Statement of Teaching Philosophy
My goal as an instructor is to motivate students to take ownership and consciously participate in the creation of their own circumstances. To become confident collaborators and educated citizens. In the context of the music classroom, this means learning how to question and be questioned; how to respectfully and critically examine a diverse array of perspectives (from peers, authors of the readings, musical artists, even me); and how to embrace intersectionality, nuance, and complications that resist neat and tidy conclusions.
The students I teach vary widely in both musical experience and cultural background, which offers up a lot of opportunity to show that everybody has a valuable contribution to make to the study and appreciation of music. I frequently use discussion time to encourage students to bring their own discipline into the conversation and, as a result, to methodically break down any limiting preconceived notions about what Music Studies has to offer. When a student asks a question during class, I’ll often first open it up to the room to see if other students have thoughts, opinions, or explanations. This not only encourages a dialogue between students as collaborators and builds confidence, but reiterates the fact that their contribution is valuable.
One of my main roles as an educator is to understand my students’ goals and synthesize that into opportunities and challenges for them. In every class, I include a variety of source material, activities, and ways to participate—both to involve students in their own educational experience and to reinforce the importance of listening to a multitude of voices.

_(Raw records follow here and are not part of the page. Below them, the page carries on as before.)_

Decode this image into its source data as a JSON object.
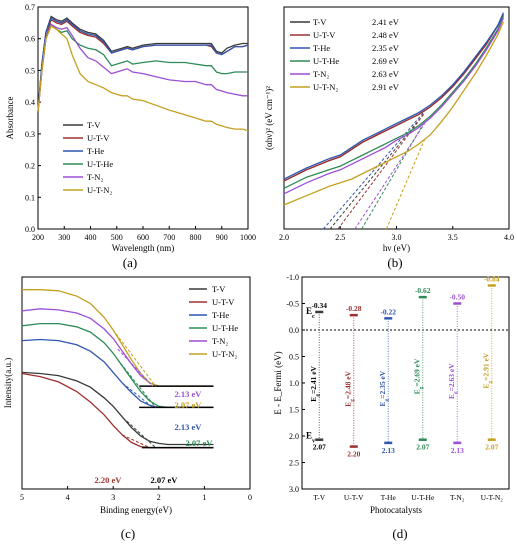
{
  "colors": {
    "T-V": "#3a3a3a",
    "U-T-V": "#9e3030",
    "T-He": "#2f56b0",
    "U-T-He": "#2e8b57",
    "T-N2": "#9b4fd6",
    "U-T-N2": "#c4a020"
  },
  "chart_data": [
    {
      "panel": "(a)",
      "type": "line",
      "xlabel": "Wavelength (nm)",
      "ylabel": "Absorbance",
      "xlim": [
        200,
        1000
      ],
      "ylim": [
        0,
        0.7
      ],
      "xticks": [
        "200",
        "300",
        "400",
        "500",
        "600",
        "700",
        "800",
        "900",
        "1000"
      ],
      "yticks": [
        "0.0",
        "0.1",
        "0.2",
        "0.3",
        "0.4",
        "0.5",
        "0.6",
        "0.7"
      ],
      "legend": "center-right",
      "x": [
        200,
        215,
        230,
        250,
        270,
        290,
        310,
        330,
        360,
        390,
        420,
        450,
        480,
        500,
        520,
        540,
        560,
        600,
        650,
        700,
        760,
        800,
        840,
        860,
        880,
        900,
        920,
        950,
        980,
        1000
      ],
      "series": [
        {
          "name": "T-V",
          "key": "T-V",
          "values": [
            0.37,
            0.52,
            0.62,
            0.67,
            0.66,
            0.655,
            0.665,
            0.65,
            0.63,
            0.62,
            0.615,
            0.595,
            0.56,
            0.565,
            0.57,
            0.575,
            0.57,
            0.58,
            0.585,
            0.585,
            0.585,
            0.585,
            0.585,
            0.585,
            0.56,
            0.555,
            0.57,
            0.58,
            0.585,
            0.585
          ]
        },
        {
          "name": "U-T-V",
          "key": "U-T-V",
          "values": [
            0.37,
            0.5,
            0.6,
            0.66,
            0.65,
            0.645,
            0.655,
            0.64,
            0.62,
            0.61,
            0.605,
            0.585,
            0.555,
            0.56,
            0.565,
            0.57,
            0.565,
            0.575,
            0.58,
            0.58,
            0.58,
            0.58,
            0.58,
            0.575,
            0.555,
            0.55,
            0.56,
            0.575,
            0.575,
            0.58
          ]
        },
        {
          "name": "T-He",
          "key": "T-He",
          "values": [
            0.37,
            0.52,
            0.62,
            0.665,
            0.655,
            0.65,
            0.66,
            0.645,
            0.625,
            0.615,
            0.61,
            0.59,
            0.555,
            0.56,
            0.565,
            0.57,
            0.565,
            0.575,
            0.58,
            0.58,
            0.58,
            0.58,
            0.58,
            0.58,
            0.555,
            0.55,
            0.56,
            0.575,
            0.575,
            0.58
          ]
        },
        {
          "name": "U-T-He",
          "key": "U-T-He",
          "values": [
            0.37,
            0.5,
            0.6,
            0.64,
            0.63,
            0.62,
            0.625,
            0.6,
            0.58,
            0.57,
            0.565,
            0.55,
            0.515,
            0.52,
            0.525,
            0.53,
            0.52,
            0.525,
            0.53,
            0.525,
            0.525,
            0.52,
            0.515,
            0.515,
            0.495,
            0.49,
            0.49,
            0.495,
            0.495,
            0.495
          ]
        },
        {
          "name": "T-N₂",
          "key": "T-N2",
          "values": [
            0.37,
            0.5,
            0.6,
            0.645,
            0.635,
            0.63,
            0.635,
            0.61,
            0.57,
            0.54,
            0.53,
            0.51,
            0.49,
            0.495,
            0.5,
            0.505,
            0.495,
            0.49,
            0.48,
            0.47,
            0.465,
            0.465,
            0.455,
            0.455,
            0.44,
            0.435,
            0.43,
            0.425,
            0.42,
            0.42
          ]
        },
        {
          "name": "U-T-N₂",
          "key": "U-T-N2",
          "values": [
            0.37,
            0.5,
            0.6,
            0.64,
            0.63,
            0.615,
            0.6,
            0.55,
            0.49,
            0.465,
            0.455,
            0.445,
            0.43,
            0.425,
            0.42,
            0.42,
            0.41,
            0.405,
            0.39,
            0.375,
            0.36,
            0.35,
            0.34,
            0.34,
            0.33,
            0.325,
            0.32,
            0.315,
            0.315,
            0.31
          ]
        }
      ]
    },
    {
      "panel": "(b)",
      "type": "line",
      "xlabel": "hν (eV)",
      "ylabel": "(αhν)² (eV cm⁻¹)²",
      "xlim": [
        2.0,
        4.0
      ],
      "xticks": [
        "2.0",
        "2.5",
        "3.0",
        "3.5",
        "4.0"
      ],
      "legend": "top-left",
      "x": [
        2.0,
        2.2,
        2.4,
        2.5,
        2.6,
        2.7,
        2.8,
        2.9,
        3.0,
        3.1,
        3.2,
        3.3,
        3.4,
        3.5,
        3.6,
        3.7,
        3.8,
        3.9,
        3.95
      ],
      "series": [
        {
          "name": "T-V",
          "key": "T-V",
          "gap": "2.41 eV",
          "values": [
            1.3,
            1.6,
            1.85,
            1.95,
            2.15,
            2.35,
            2.5,
            2.65,
            2.8,
            2.95,
            3.1,
            3.3,
            3.55,
            3.85,
            4.2,
            4.6,
            5.0,
            5.5,
            5.8
          ]
        },
        {
          "name": "U-T-V",
          "key": "U-T-V",
          "gap": "2.48 eV",
          "values": [
            1.3,
            1.6,
            1.85,
            1.95,
            2.15,
            2.35,
            2.5,
            2.65,
            2.8,
            2.95,
            3.1,
            3.3,
            3.55,
            3.85,
            4.2,
            4.6,
            5.0,
            5.5,
            5.8
          ]
        },
        {
          "name": "T-He",
          "key": "T-He",
          "gap": "2.35 eV",
          "values": [
            1.35,
            1.65,
            1.9,
            2.0,
            2.2,
            2.4,
            2.55,
            2.7,
            2.85,
            3.0,
            3.15,
            3.35,
            3.6,
            3.9,
            4.25,
            4.65,
            5.05,
            5.5,
            5.85
          ]
        },
        {
          "name": "U-T-He",
          "key": "U-T-He",
          "gap": "2.69 eV",
          "values": [
            1.1,
            1.4,
            1.6,
            1.7,
            1.85,
            2.0,
            2.15,
            2.3,
            2.45,
            2.6,
            2.8,
            3.05,
            3.35,
            3.7,
            4.05,
            4.45,
            4.9,
            5.4,
            5.75
          ]
        },
        {
          "name": "T-N₂",
          "key": "T-N2",
          "gap": "2.63 eV",
          "values": [
            0.95,
            1.25,
            1.5,
            1.6,
            1.75,
            1.9,
            2.05,
            2.2,
            2.4,
            2.55,
            2.75,
            3.0,
            3.3,
            3.65,
            4.0,
            4.4,
            4.85,
            5.35,
            5.7
          ]
        },
        {
          "name": "U-T-N₂",
          "key": "U-T-N2",
          "gap": "2.91 eV",
          "values": [
            0.65,
            0.9,
            1.15,
            1.25,
            1.35,
            1.5,
            1.65,
            1.8,
            1.95,
            2.1,
            2.3,
            2.55,
            2.9,
            3.3,
            3.75,
            4.2,
            4.7,
            5.25,
            5.6
          ]
        }
      ],
      "ylim": [
        0,
        6
      ]
    },
    {
      "panel": "(c)",
      "type": "line",
      "xlabel": "Binding energy(eV)",
      "ylabel": "Intensity(a.u.)",
      "xlim": [
        5,
        0
      ],
      "xticks": [
        "5",
        "4",
        "3",
        "2",
        "1",
        "0"
      ],
      "legend": "top-right",
      "ylim": [
        0,
        10
      ],
      "x": [
        5.0,
        4.6,
        4.2,
        3.8,
        3.5,
        3.2,
        3.0,
        2.8,
        2.6,
        2.4,
        2.2,
        2.0,
        1.8,
        1.5,
        1.0,
        0.8
      ],
      "series": [
        {
          "name": "T-V",
          "key": "T-V",
          "values": [
            5.5,
            5.45,
            5.35,
            5.1,
            4.8,
            4.3,
            3.9,
            3.4,
            2.9,
            2.5,
            2.25,
            2.15,
            2.1,
            2.1,
            2.1,
            2.1
          ]
        },
        {
          "name": "U-T-V",
          "key": "U-T-V",
          "values": [
            5.45,
            5.3,
            5.05,
            4.6,
            4.1,
            3.5,
            3.0,
            2.55,
            2.2,
            2.0,
            1.95,
            1.95,
            1.95,
            1.95,
            1.95,
            1.95
          ]
        },
        {
          "name": "T-He",
          "key": "T-He",
          "values": [
            7.0,
            7.05,
            7.0,
            6.8,
            6.5,
            6.0,
            5.5,
            5.0,
            4.55,
            4.15,
            3.95,
            3.85,
            3.85,
            3.85,
            3.85,
            3.85
          ]
        },
        {
          "name": "U-T-He",
          "key": "U-T-He",
          "values": [
            7.7,
            7.8,
            7.8,
            7.65,
            7.4,
            6.9,
            6.4,
            5.8,
            5.2,
            4.6,
            4.15,
            3.9,
            3.85,
            3.85,
            3.85,
            3.85
          ]
        },
        {
          "name": "T-N₂",
          "key": "T-N2",
          "values": [
            8.4,
            8.5,
            8.45,
            8.3,
            8.05,
            7.55,
            7.1,
            6.5,
            5.9,
            5.35,
            5.0,
            4.85,
            4.85,
            4.85,
            4.85,
            4.85
          ]
        },
        {
          "name": "U-T-N₂",
          "key": "U-T-N2",
          "values": [
            9.4,
            9.4,
            9.35,
            9.1,
            8.75,
            8.1,
            7.5,
            6.8,
            6.1,
            5.45,
            5.0,
            4.85,
            4.85,
            4.85,
            4.85,
            4.85
          ]
        }
      ],
      "annotations": [
        {
          "text": "2.13 eV",
          "key": "T-N2"
        },
        {
          "text": "2.07 eV",
          "key": "U-T-N2"
        },
        {
          "text": "2.13 eV",
          "key": "T-He"
        },
        {
          "text": "2.07 eV",
          "key": "U-T-He"
        },
        {
          "text": "2.20 eV",
          "key": "U-T-V"
        },
        {
          "text": "2.07 eV",
          "key": "T-V"
        }
      ]
    },
    {
      "panel": "(d)",
      "type": "bar",
      "xlabel": "Photocatalysts",
      "ylabel": "E - E_Fermi (eV)",
      "ylim": [
        3.0,
        -1.0
      ],
      "yticks": [
        "-1.0",
        "-0.5",
        "0.0",
        "0.5",
        "1.0",
        "1.5",
        "2.0",
        "2.5",
        "3.0"
      ],
      "categories": [
        "T-V",
        "U-T-V",
        "T-He",
        "U-T-He",
        "T-N₂",
        "U-T-N₂"
      ],
      "keys": [
        "T-V",
        "U-T-V",
        "T-He",
        "U-T-He",
        "T-N2",
        "U-T-N2"
      ],
      "ec": [
        -0.34,
        -0.28,
        -0.22,
        -0.62,
        -0.5,
        -0.84
      ],
      "ev": [
        2.07,
        2.2,
        2.13,
        2.07,
        2.13,
        2.07
      ],
      "ec_labels": [
        "-0.34",
        "-0.28",
        "-0.22",
        "-0.62",
        "-0.50",
        "-0.84"
      ],
      "ev_labels": [
        "2.07",
        "2.20",
        "2.13",
        "2.07",
        "2.13",
        "2.07"
      ],
      "eg_labels": [
        "E_g=2.41 eV",
        "E_g=2.48 eV",
        "E_g=2.35 eV",
        "E_g=2.69 eV",
        "E_g=2.63 eV",
        "E_g=2.91 eV"
      ],
      "ec_symbol": "E_c",
      "ev_symbol": "E_v"
    }
  ],
  "panel_labels": [
    "(a)",
    "(b)",
    "(c)",
    "(d)"
  ]
}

Particularly in New York, where students are living in an epicenter of musical activity and history, I support using the city as an educational tool—taking students to local jazz venues to hear live music, bringing working musicians in to answer questions, making our own class zine in the East Village to engage with the punk scene. Anything to connect students’ lived experience with the musical and sociocultural topics they are studying. My approach foregrounds the creation of a diverse space where people feel safe to navigate and discuss tricky topics like race, class, gender, or other identities instead of avoiding them.
In line with those values, I commit to taking a personal interest in supporting students outside of class time as well—attending a student’s recitals in Steinhardt, writing recommendations for career opportunities, or even just curating lists of relevant concerts that might interest them. I make myself available for additional discussion, research questions, writing workshops, and general conversation. I also always provide detailed, personalized feedback on assignments and suggestions of additional resources that might spark new insight.
I consider teaching to be an extension of my own learning process as a student—a new way to hear people who are different from me, an advanced way to keep myself accountable for active engagement with ever-changing sociocultural environments, and a way to model the lifelong process of learning for students as they negotiate their own roles in the world.